The `japanese-gpt-neox-3.6b` is a 3.6 billion parameter Japanese language model developed by [rinna](https://aimodels.fyi/creators/huggingFace/rinna). The model was trained using the [EleutherAI/gpt-neox](https://github.com/EleutherAI/gpt-neox) codebase on a dataset of over 312.5 billion Japanese tokens from sources like Japanese CC-100, Japanese C4, and Japanese Wikipedia. This results in a model with a validation perplexity of 8.68. 

The model comes in several variants, including an instruction-following fine-tuned version (`rinna/japanese-gpt-neox-3.6b-instruction-sft`) and a reinforcement learning version (`rinna/japanese-gpt-neox-3.6b-instruction-ppo`). These variants allow the model to better understand and follow human instructions.

In comparison, the [gpt-neox-20b](https://aimodels.fyi/models/huggingFace/gpt-neox-20b-eleutherai) model is a 20 billion parameter English language model trained by EleutherAI, while the [mGPT](https://aimodels.fyi/models/huggingFace/mgpt-ai-forever) model is a 1.3 billion parameter multilingual model developed by AI-Forever covering 61 languages. The [gpt-j-6b](https://aimodels.fyi/models/huggingFace/gpt-j-6b-eleutherai) model is a 6 billion parameter English language model developed by EleutherAI.

## Model Inputs and Outputs

### Inputs
- Text prompts in Japanese for the model to continue and generate additional text.

### Outputs
- Continued Japanese text generated by the model based on the input prompt.

## Capabilities

The `japanese-gpt-neox-3.6b` model can be used for a variety of Japanese language tasks, such as text generation, summarization, translation, and question answering.

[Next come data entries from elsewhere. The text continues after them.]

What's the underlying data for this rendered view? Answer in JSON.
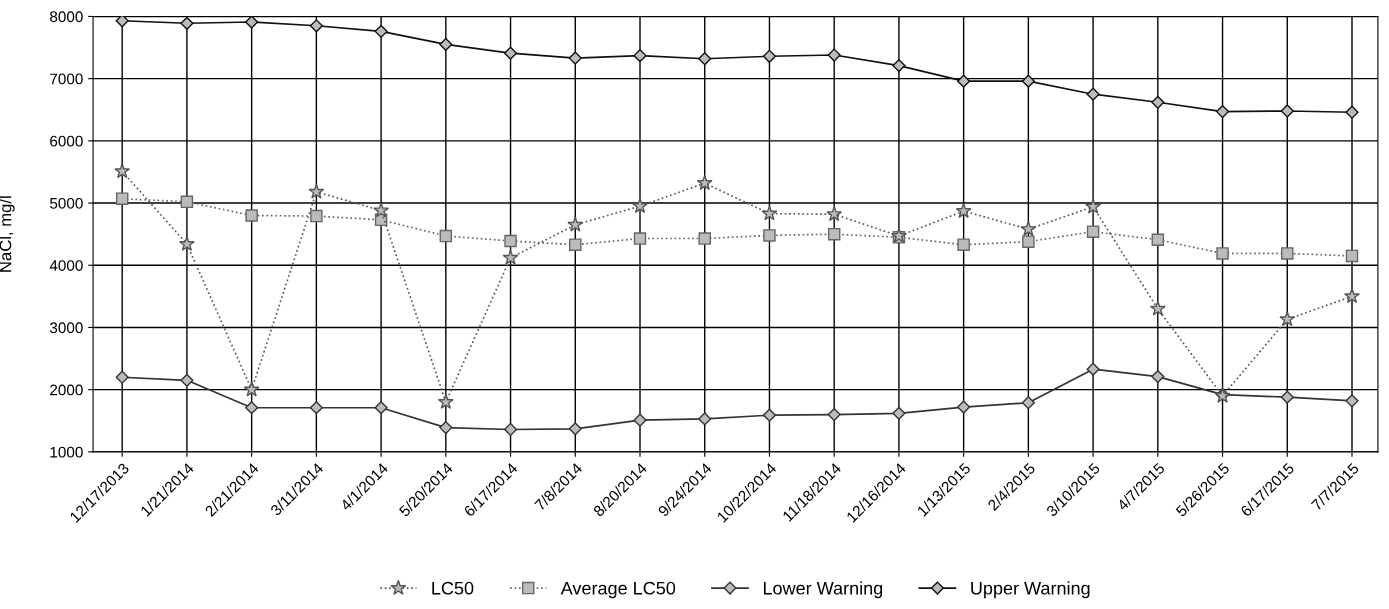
{
  "chart_data": {
    "type": "line",
    "ylabel": "NaCl, mg/l",
    "categories": [
      "12/17/2013",
      "1/21/2014",
      "2/21/2014",
      "3/11/2014",
      "4/1/2014",
      "5/20/2014",
      "6/17/2014",
      "7/8/2014",
      "8/20/2014",
      "9/24/2014",
      "10/22/2014",
      "11/18/2014",
      "12/16/2014",
      "1/13/2015",
      "2/4/2015",
      "3/10/2015",
      "4/7/2015",
      "5/26/2015",
      "6/17/2015",
      "7/7/2015"
    ],
    "series": [
      {
        "name": "LC50",
        "color": "#555555",
        "marker": "star",
        "line_style": "dotted",
        "values": [
          5510,
          4340,
          2000,
          5180,
          4880,
          1800,
          4120,
          4650,
          4950,
          5320,
          4830,
          4820,
          4470,
          4870,
          4580,
          4940,
          3300,
          1900,
          3130,
          3500
        ]
      },
      {
        "name": "Average LC50",
        "color": "#666666",
        "marker": "square",
        "line_style": "dotted",
        "values": [
          5070,
          5020,
          4800,
          4790,
          4730,
          4470,
          4390,
          4330,
          4430,
          4430,
          4480,
          4500,
          4450,
          4330,
          4380,
          4540,
          4410,
          4190,
          4190,
          4150
        ]
      },
      {
        "name": "Lower Warning",
        "color": "#333333",
        "marker": "diamond",
        "line_style": "solid",
        "values": [
          2200,
          2150,
          1710,
          1710,
          1710,
          1390,
          1360,
          1370,
          1510,
          1530,
          1590,
          1600,
          1620,
          1720,
          1790,
          2330,
          2210,
          1920,
          1880,
          1820
        ]
      },
      {
        "name": "Upper Warning",
        "color": "#111111",
        "marker": "diamond",
        "line_style": "solid",
        "values": [
          7930,
          7890,
          7910,
          7850,
          7760,
          7550,
          7410,
          7330,
          7370,
          7320,
          7360,
          7380,
          7210,
          6960,
          6960,
          6750,
          6620,
          6470,
          6480,
          6460
        ]
      }
    ],
    "ylim": [
      1000,
      8000
    ],
    "yticks": [
      1000,
      2000,
      3000,
      4000,
      5000,
      6000,
      7000,
      8000
    ],
    "grid": true,
    "legend": "bottom"
  }
}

The model's strong performance on the Japanese language corpus allows it to generate coherent and contextually relevant Japanese text. 

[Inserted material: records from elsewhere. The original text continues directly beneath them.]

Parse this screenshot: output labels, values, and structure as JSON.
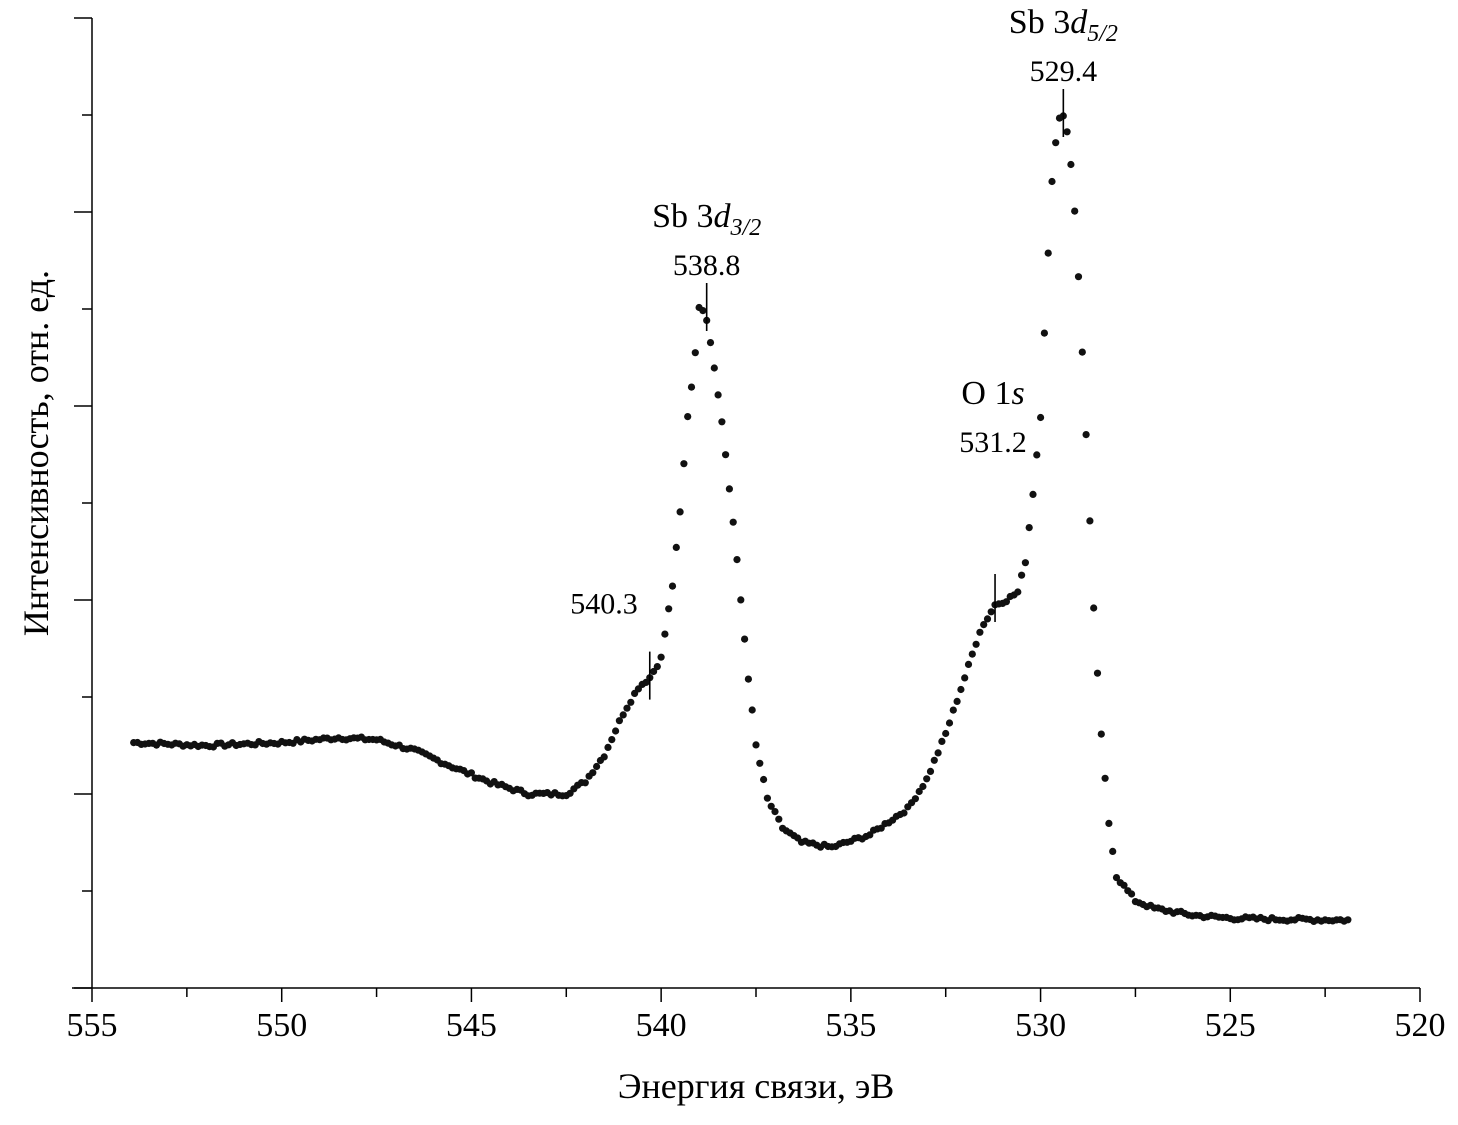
{
  "chart_data": {
    "type": "scatter",
    "title": "",
    "xlabel": "Энергия связи, эВ",
    "ylabel": "Интенсивность, отн. ед.",
    "xlim": [
      555,
      520
    ],
    "x_reversed": true,
    "ylim": [
      0,
      1
    ],
    "y_tick_labels_shown": false,
    "grid": false,
    "marker_color": "#111111",
    "x_ticks": [
      555,
      550,
      545,
      540,
      535,
      530,
      525,
      520
    ],
    "x_tick_labels": [
      "555",
      "550",
      "545",
      "540",
      "535",
      "530",
      "525",
      "520"
    ],
    "curve_knots": [
      [
        553.9,
        0.253
      ],
      [
        552.0,
        0.25
      ],
      [
        550.0,
        0.253
      ],
      [
        548.5,
        0.258
      ],
      [
        547.5,
        0.256
      ],
      [
        546.5,
        0.245
      ],
      [
        545.5,
        0.228
      ],
      [
        544.5,
        0.212
      ],
      [
        543.5,
        0.2
      ],
      [
        542.5,
        0.2
      ],
      [
        542.0,
        0.213
      ],
      [
        541.5,
        0.24
      ],
      [
        541.0,
        0.283
      ],
      [
        540.6,
        0.31
      ],
      [
        540.3,
        0.32
      ],
      [
        540.0,
        0.34
      ],
      [
        539.7,
        0.415
      ],
      [
        539.5,
        0.49
      ],
      [
        539.3,
        0.59
      ],
      [
        539.15,
        0.635
      ],
      [
        539.0,
        0.7
      ],
      [
        538.85,
        0.7
      ],
      [
        538.75,
        0.68
      ],
      [
        538.6,
        0.64
      ],
      [
        538.45,
        0.6
      ],
      [
        538.3,
        0.55
      ],
      [
        538.1,
        0.48
      ],
      [
        537.9,
        0.4
      ],
      [
        537.7,
        0.32
      ],
      [
        537.5,
        0.25
      ],
      [
        537.2,
        0.195
      ],
      [
        536.8,
        0.165
      ],
      [
        536.3,
        0.15
      ],
      [
        535.5,
        0.145
      ],
      [
        534.5,
        0.158
      ],
      [
        533.5,
        0.185
      ],
      [
        533.0,
        0.215
      ],
      [
        532.5,
        0.262
      ],
      [
        532.0,
        0.32
      ],
      [
        531.6,
        0.368
      ],
      [
        531.2,
        0.395
      ],
      [
        530.9,
        0.4
      ],
      [
        530.6,
        0.408
      ],
      [
        530.4,
        0.44
      ],
      [
        530.2,
        0.51
      ],
      [
        530.0,
        0.59
      ],
      [
        529.85,
        0.72
      ],
      [
        529.7,
        0.83
      ],
      [
        529.55,
        0.895
      ],
      [
        529.4,
        0.9
      ],
      [
        529.25,
        0.875
      ],
      [
        529.1,
        0.8
      ],
      [
        528.95,
        0.7
      ],
      [
        528.8,
        0.57
      ],
      [
        528.6,
        0.39
      ],
      [
        528.4,
        0.26
      ],
      [
        528.2,
        0.17
      ],
      [
        528.0,
        0.115
      ],
      [
        527.5,
        0.09
      ],
      [
        527.0,
        0.082
      ],
      [
        526.0,
        0.075
      ],
      [
        525.0,
        0.072
      ],
      [
        524.0,
        0.071
      ],
      [
        521.9,
        0.07
      ]
    ],
    "annotations": [
      {
        "label": "Sb 3d",
        "subscript": "3/2",
        "value": "538.8",
        "x": 538.8,
        "y": 0.7
      },
      {
        "label": "Sb 3d",
        "subscript": "5/2",
        "value": "529.4",
        "x": 529.4,
        "y": 0.9
      },
      {
        "label": "O 1s",
        "subscript": "",
        "value": "531.2",
        "x": 531.2,
        "y": 0.4
      },
      {
        "label": "",
        "subscript": "",
        "value": "540.3",
        "x": 540.3,
        "y": 0.32
      }
    ]
  }
}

The fine-tuned variants of the model, like `rinna/japanese-gpt-neox-3.6b-instruction-sft`, demonstrate an even stronger ability to understand and follow human instructions, making them useful for building interactive Japanese language assistants or chatbots.

## What Can I Use It For?

The `japanese-gpt-neox-3.6b` model can be a valuable tool for Japanese language researchers and developers. It can be used as a base model for fine-tuning on specific Japanese language tasks, or as a starting point for developing personalized Japanese language applications.

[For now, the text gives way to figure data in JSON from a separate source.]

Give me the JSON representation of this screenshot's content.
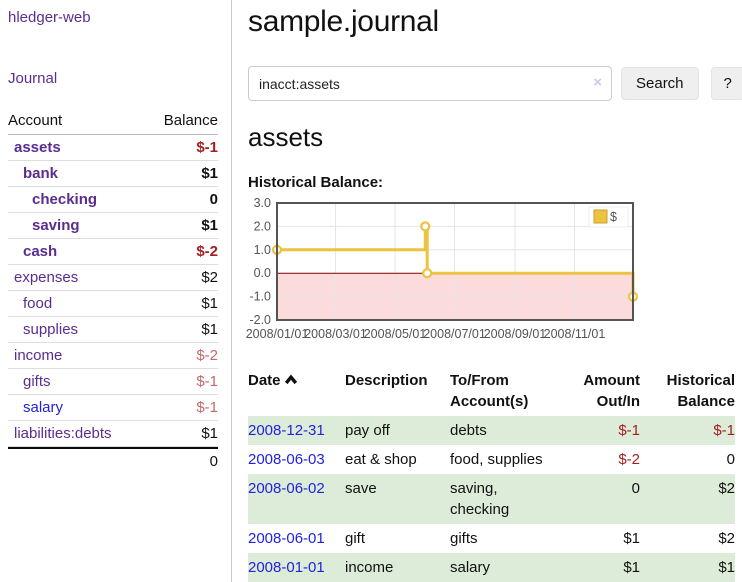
{
  "brand": "hledger-web",
  "nav": {
    "journal": "Journal"
  },
  "sidebar": {
    "col_account": "Account",
    "col_balance": "Balance",
    "accounts": [
      {
        "name": "assets",
        "balance": "$-1",
        "indent": 1,
        "bold": true,
        "balance_class": "neg-strong"
      },
      {
        "name": "bank",
        "balance": "$1",
        "indent": 2,
        "bold": true,
        "balance_class": ""
      },
      {
        "name": "checking",
        "balance": "0",
        "indent": 3,
        "bold": true,
        "balance_class": ""
      },
      {
        "name": "saving",
        "balance": "$1",
        "indent": 3,
        "bold": true,
        "balance_class": ""
      },
      {
        "name": "cash",
        "balance": "$-2",
        "indent": 2,
        "bold": true,
        "balance_class": "neg-strong"
      },
      {
        "name": "expenses",
        "balance": "$2",
        "indent": 1,
        "bold": false,
        "balance_class": ""
      },
      {
        "name": "food",
        "balance": "$1",
        "indent": 2,
        "bold": false,
        "balance_class": ""
      },
      {
        "name": "supplies",
        "balance": "$1",
        "indent": 2,
        "bold": false,
        "balance_class": ""
      },
      {
        "name": "income",
        "balance": "$-2",
        "indent": 1,
        "bold": false,
        "balance_class": "neg-soft"
      },
      {
        "name": "gifts",
        "balance": "$-1",
        "indent": 2,
        "bold": false,
        "balance_class": "neg-soft"
      },
      {
        "name": "salary",
        "balance": "$-1",
        "indent": 2,
        "bold": false,
        "balance_class": "neg-soft",
        "link_color": "blue"
      },
      {
        "name": "liabilities:debts",
        "balance": "$1",
        "indent": 1,
        "bold": false,
        "balance_class": ""
      }
    ],
    "total": "0"
  },
  "header": {
    "title": "sample.journal"
  },
  "search": {
    "value": "inacct:assets",
    "clear": "×",
    "button": "Search",
    "help": "?"
  },
  "account_view": {
    "heading": "assets",
    "section_label": "Historical Balance:"
  },
  "chart_data": {
    "type": "line",
    "title": "Historical Balance",
    "step": true,
    "x_start": "2008-01-01",
    "x_end": "2008-12-31",
    "x_ticks": [
      "2008/01/01",
      "2008/03/01",
      "2008/05/01",
      "2008/07/01",
      "2008/09/01",
      "2008/11/01"
    ],
    "y_ticks": [
      3,
      2,
      1,
      0,
      -1,
      -2
    ],
    "ylim": [
      -2,
      3
    ],
    "series": [
      {
        "name": "$",
        "color": "#edc240",
        "points": [
          [
            "2008-01-01",
            1
          ],
          [
            "2008-06-01",
            2
          ],
          [
            "2008-06-03",
            0
          ],
          [
            "2008-12-31",
            -1
          ]
        ]
      }
    ],
    "legend": {
      "label": "$",
      "position": "top-right"
    },
    "negative_region_fill": "#fbdbdb",
    "zero_line_color": "#8b0000",
    "grid": true
  },
  "register": {
    "columns": [
      {
        "label": "Date",
        "sort": "asc"
      },
      {
        "label": "Description"
      },
      {
        "label": "To/From Account(s)",
        "line1": "To/From",
        "line2": "Account(s)"
      },
      {
        "label": "Amount Out/In",
        "line1": "Amount",
        "line2": "Out/In"
      },
      {
        "label": "Historical Balance",
        "line1": "Historical",
        "line2": "Balance"
      }
    ],
    "rows": [
      {
        "date": "2008-12-31",
        "description": "pay off",
        "accounts": "debts",
        "amount": "$-1",
        "balance": "$-1",
        "amount_neg": true,
        "balance_neg": true,
        "shaded": true
      },
      {
        "date": "2008-06-03",
        "description": "eat & shop",
        "accounts": "food, supplies",
        "amount": "$-2",
        "balance": "0",
        "amount_neg": true,
        "balance_neg": false,
        "shaded": false
      },
      {
        "date": "2008-06-02",
        "description": "save",
        "accounts": "saving, checking",
        "amount": "0",
        "balance": "$2",
        "amount_neg": false,
        "balance_neg": false,
        "shaded": true
      },
      {
        "date": "2008-06-01",
        "description": "gift",
        "accounts": "gifts",
        "amount": "$1",
        "balance": "$2",
        "amount_neg": false,
        "balance_neg": false,
        "shaded": false
      },
      {
        "date": "2008-01-01",
        "description": "income",
        "accounts": "salary",
        "amount": "$1",
        "balance": "$1",
        "amount_neg": false,
        "balance_neg": false,
        "shaded": true
      }
    ]
  },
  "colors": {
    "link_purple": "#5b2d90",
    "link_blue": "#2222dd",
    "negative_strong": "#a31f1f",
    "negative_soft": "#c36a6a",
    "row_stripe_green": "#ddecd9",
    "chart_series_yellow": "#edc240",
    "chart_negative_fill": "#fbdbdb",
    "chart_zero_line": "#8b0000"
  }
}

For example, a Japanese language tutoring app could use the model to generate natural Japanese responses to student prompts, providing an immersive language learning experience. Alternatively, a Japanese e-commerce platform could leverage the model's text generation capabilities to automatically produce product descriptions and summaries.

The instruction-following variants of the model, like `rinna/japanese-gpt-neox-3.6b-instruction-sft`, could be used to build sophisticated Japanese language assistants that can understand and execute complex user requests.

## Things to Try

One interesting aspect of the `japanese-gpt-neox-3.6b` model is its ability to generate coherent and contextually relevant Japanese text. Try providing the model with a Japanese sentence or paragraph as a prompt and see how it continues the text. Observe how the model maintains the style, tone, and overall coherence of the generated output.

You can also experiment with the different variants of the model, like `rinna/japanese-gpt-neox-3.6b-instruction-sft`, and compare their performance on tasks that require understanding and following human instructions. This can give you insights into the model's robustness and potential applications.